Hybrid physics AI enhanced PEM fuel cell modelling with real-time degradation and uncertainty quantification
摘要
Proton Exchange Membrane Fuel Cells (PEMFCs) offer clean power genera-tion with high efficiency and low emissions. However, their large-scale use is limited by performance degradation, parameter uncertainty, and the difficulty of adapting traditional models to changing operating conditions. This study proposes a hybrid modelling framework that combines physics-based equations with an intelligent parameter adaptation layer and uncertainty analysis. The complete system is developed and tested in MATLAB/Simulink.
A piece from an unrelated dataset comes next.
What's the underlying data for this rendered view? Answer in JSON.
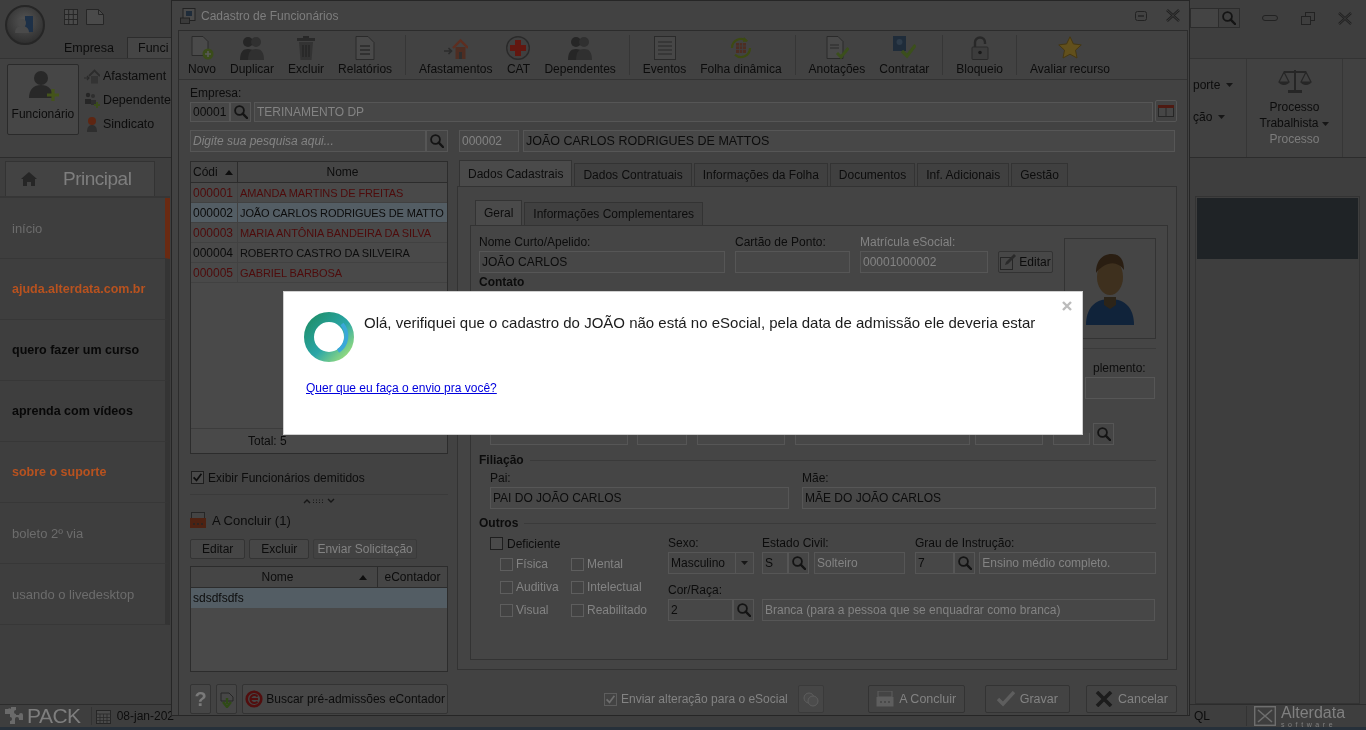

The core physical model includes the Nernst potential, activation, ohmic, and concentration losses, as well as dynamic mass and heat balances. Degradation is represented through catalyst activity decay and membrane resistance growth, while uncertainty is assessed using Monte Carlo simulation. The hybrid framework improves predictive accuracy and operational robustness by adjusting key parameters online as conditions change. Compared with a conventional physics-only PEMFC model, the proposed approach reduces the root-mean-square prediction error by 65%. It also maintains stable performance when integrated into a hybrid renewable energy system. The results show that this framework is a reliable and adaptable tool for energy management, predictive maintenance, and real-time control of PEMFC applications.